Home > Devil's Due Publishing > G.I. Joe: A Real American Hero (2001 Series) #34

G.I. Joe: A Real American Hero (2001 Series) #34

September 25, 2004

Quick Rating: Very Good
Title: Bad Moon Rising Part One

With Hawk out of the fight, who will lead G.I. Joe?

Writer: Brandon Jerwa
Pencils: Tim Seeley
Backgrounds: Jason Millet
Inks: Cory Hamscher
Colors: Brett R. Smith
Letters: Dreamer Design
Editor: Mark Powers
Cover Art: Tim Seeley
Publisher: Devil’s Due

General Hawk, leader of the G.I. Joe team, is paralyzed. He has retreated into himself, into a state of depression, and someone else needs to step up and take the reigns. Although the replacement isn’t who any of us would have expected, it’s an elegant solution and one that I expect to make for some interesting stories.

This issue picks up on several threads from previous storylines. With Cobra Commander captured by the Joes, Destro makes a move to claim leadership of Cobra – with the help of a new friend. A Joe team heads out to Colorado to investigate a Cobra front that they’ve had under surveillance for some time (since issue #14, actually), and the new Joe leader has to face down the Jugglers, the shadowy group responsible for the Joe team, yet for some reason, openly hostile towards it.

This issue, by design, is somewhat all over the place. It advances several storylines without devoting much time to any single one, so as a result it’s not quite as tight as the series can be during a more focused story arc.
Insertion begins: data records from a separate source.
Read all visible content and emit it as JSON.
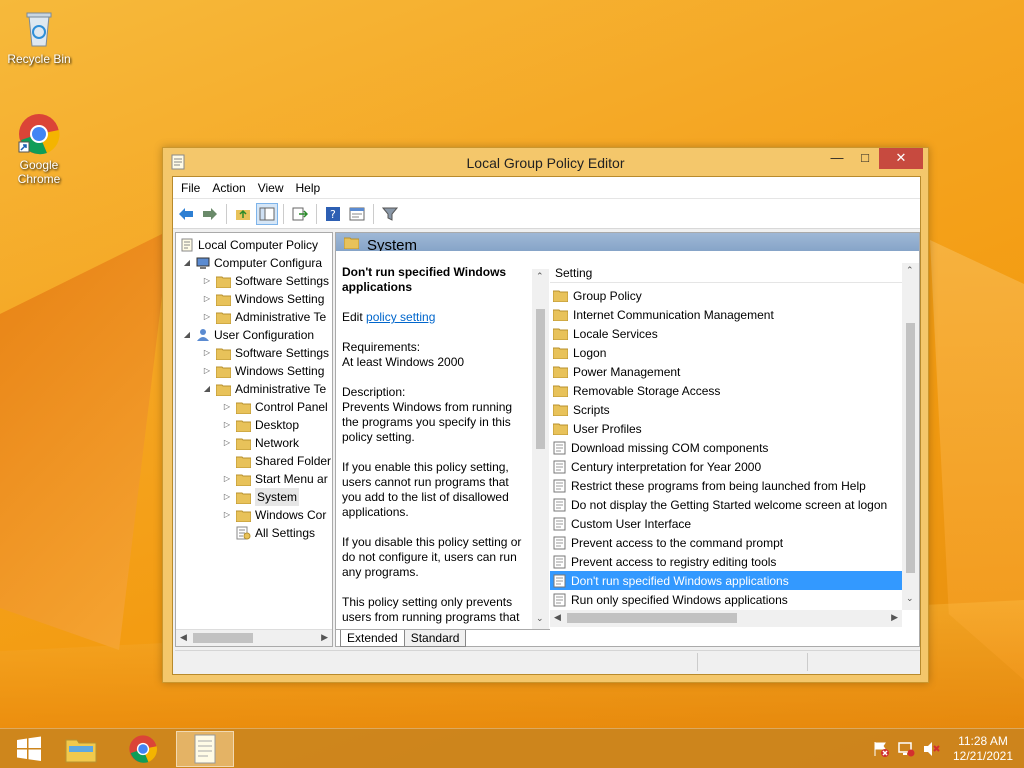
{
  "desktop": {
    "icons": [
      {
        "label": "Recycle Bin"
      },
      {
        "label": "Google Chrome"
      }
    ]
  },
  "window": {
    "title": "Local Group Policy Editor",
    "min_glyph": "—",
    "max_glyph": "□",
    "close_glyph": "✕"
  },
  "menu": [
    "File",
    "Action",
    "View",
    "Help"
  ],
  "tree": [
    "Local Computer Policy",
    "Computer Configura",
    "Software Settings",
    "Windows Setting",
    "Administrative Te",
    "User Configuration",
    "Software Settings",
    "Windows Setting",
    "Administrative Te",
    "Control Panel",
    "Desktop",
    "Network",
    "Shared Folder",
    "Start Menu ar",
    "System",
    "Windows Cor",
    "All Settings"
  ],
  "pane": {
    "header": "System",
    "policy_title": "Don't run specified Windows applications",
    "edit_prefix": "Edit ",
    "edit_link": "policy setting",
    "requirements_label": "Requirements:",
    "requirements_value": "At least Windows 2000",
    "description_label": "Description:",
    "description_text": "Prevents Windows from running the programs you specify in this policy setting.",
    "enable_text": "If you enable this policy setting, users cannot run programs that you add to the list of disallowed applications.",
    "disable_text": "If you disable this policy setting or do not configure it, users can run any programs.",
    "only_text": "This policy setting only prevents users from running programs that"
  },
  "list": {
    "column_header": "Setting",
    "folders": [
      "Group Policy",
      "Internet Communication Management",
      "Locale Services",
      "Logon",
      "Power Management",
      "Removable Storage Access",
      "Scripts",
      "User Profiles"
    ],
    "settings": [
      "Download missing COM components",
      "Century interpretation for Year 2000",
      "Restrict these programs from being launched from Help",
      "Do not display the Getting Started welcome screen at logon",
      "Custom User Interface",
      "Prevent access to the command prompt",
      "Prevent access to registry editing tools",
      "Don't run specified Windows applications",
      "Run only specified Windows applications"
    ]
  },
  "tabs": [
    "Extended",
    "Standard"
  ],
  "taskbar": {
    "time": "11:28 AM",
    "date": "12/21/2021"
  },
  "colors": {
    "selection": "#3399ff",
    "folder": "#e8c25a",
    "close": "#c74a3f"
  }
}
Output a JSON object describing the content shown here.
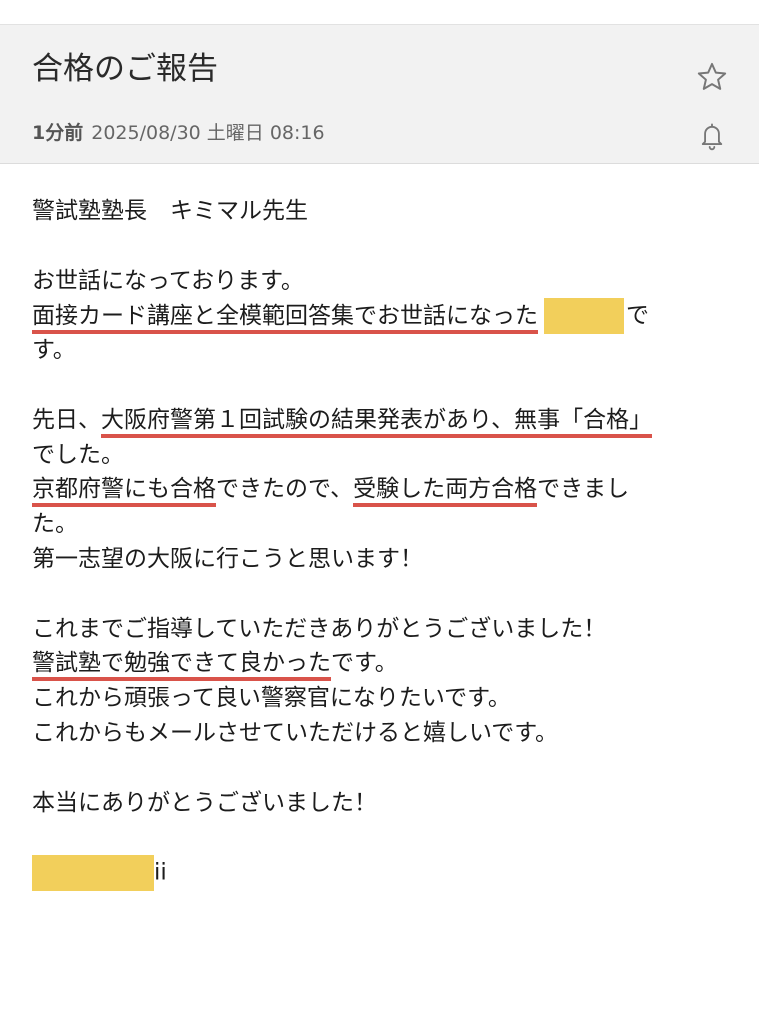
{
  "header": {
    "subject": "合格のご報告",
    "time_ago": "1分前",
    "datetime": "2025/08/30 土曜日 08:16",
    "icons": [
      "star-icon",
      "bell-icon"
    ]
  },
  "body": {
    "salutation": "警試塾塾長　キミマル先生",
    "p1_l1": "お世話になっております。",
    "p1_l2_u": "面接カード講座と全模範回答集でお世話になった",
    "p1_l2_end": "で",
    "p1_l3": "す。",
    "p2_l1_a": "先日、",
    "p2_l1_u": "大阪府警第１回試験の結果発表があり、無事「合格」",
    "p2_l2": "でした。",
    "p2_l3_u1": "京都府警にも合格",
    "p2_l3_mid": "できたので、",
    "p2_l3_u2": "受験した両方合格",
    "p2_l3_end": "できまし",
    "p2_l4": "た。",
    "p2_l5": "第一志望の大阪に行こうと思います！",
    "p3_l1": "これまでご指導していただきありがとうございました！",
    "p3_l2_u": "警試塾で勉強できて良かった",
    "p3_l2_end": "です。",
    "p3_l3": "これから頑張って良い警察官になりたいです。",
    "p3_l4": "これからもメールさせていただけると嬉しいです。",
    "closing": "本当にありがとうございました！",
    "signature_tail": "ii"
  },
  "colors": {
    "underline": "#d9534a",
    "redaction": "#f2cf5b",
    "header_bg": "#f2f2f2"
  }
}
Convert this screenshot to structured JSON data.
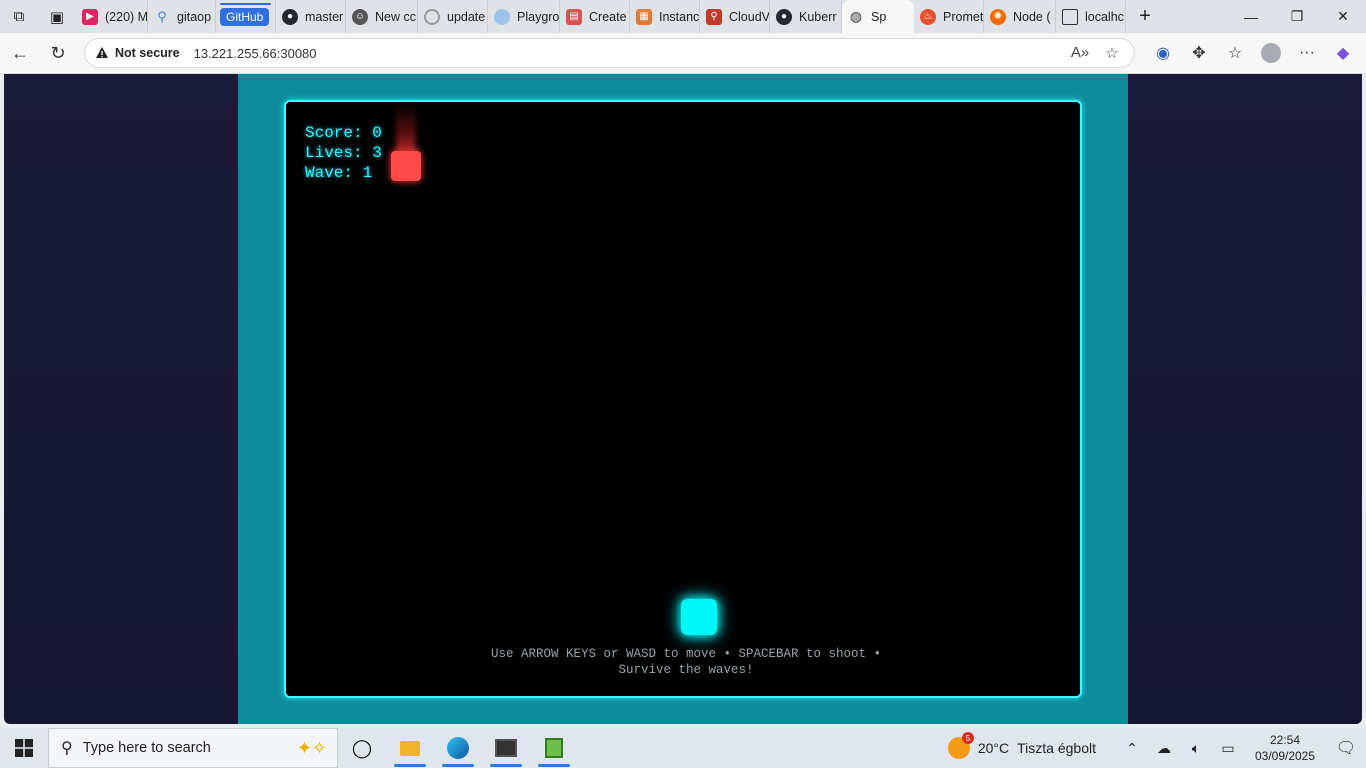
{
  "tabs": [
    {
      "label": "(220) M",
      "icon": "youtube-icon",
      "color": "#e0245e"
    },
    {
      "label": "gitaop",
      "icon": "search-icon",
      "color": "#4a7fd9"
    },
    {
      "label": "GitHub",
      "icon": "github-badge",
      "color": "#2f6fe0"
    },
    {
      "label": "master",
      "icon": "github-icon",
      "color": "#24292f"
    },
    {
      "label": "New cc",
      "icon": "copilot-icon",
      "color": "#444444"
    },
    {
      "label": "update",
      "icon": "loading-icon",
      "color": "#888888"
    },
    {
      "label": "Playgro",
      "icon": "cloud-icon",
      "color": "#8fb6e3"
    },
    {
      "label": "Create",
      "icon": "app-icon",
      "color": "#d9534f"
    },
    {
      "label": "Instanc",
      "icon": "app-icon",
      "color": "#e07b39"
    },
    {
      "label": "CloudV",
      "icon": "search-icon",
      "color": "#c0392b"
    },
    {
      "label": "Kuberr",
      "icon": "github-icon",
      "color": "#24292f"
    },
    {
      "label": "Sp",
      "icon": "globe-icon",
      "color": "#333333"
    },
    {
      "label": "Promet",
      "icon": "fire-icon",
      "color": "#e6522c"
    },
    {
      "label": "Node (",
      "icon": "grafana-icon",
      "color": "#f46800"
    },
    {
      "label": "localhc",
      "icon": "page-icon",
      "color": "#333333"
    }
  ],
  "address": {
    "security_label": "Not secure",
    "url": "13.221.255.66:30080"
  },
  "game": {
    "score_label": "Score: 0",
    "lives_label": "Lives: 3",
    "wave_label": "Wave: 1",
    "instructions": "Use ARROW KEYS or WASD to move • SPACEBAR to shoot • Survive the waves!",
    "player_color": "#00f7f7",
    "enemy_color": "#ff4a4a",
    "border_color": "#3ff6ff",
    "frame_color": "#0e8b9b"
  },
  "taskbar": {
    "search_placeholder": "Type here to search",
    "weather_temp": "20°C",
    "weather_text": "Tiszta égbolt",
    "weather_badge": "5",
    "time": "22:54",
    "date": "03/09/2025"
  }
}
Still, each story is advanced of its own right, there’s no filler in this issue. Nothing superfluous.

Tim Seeley always does a fine job on the artwork. He doesn’t have quite as much action as usual, but he manages to work in a couple of exciting scenes. His skills aren’t limited there, though, he handles the “talking heads” aspect of most of the issue with equal skill. He also provides us with a great cover that deftly summarizes the mood of the entire issue.

G.I. Joe, the core title, is still one of the best bets every month for fans of the old series. Even though the property, in this incarnation, is over 20 years old, there’s still a lot of room to grow.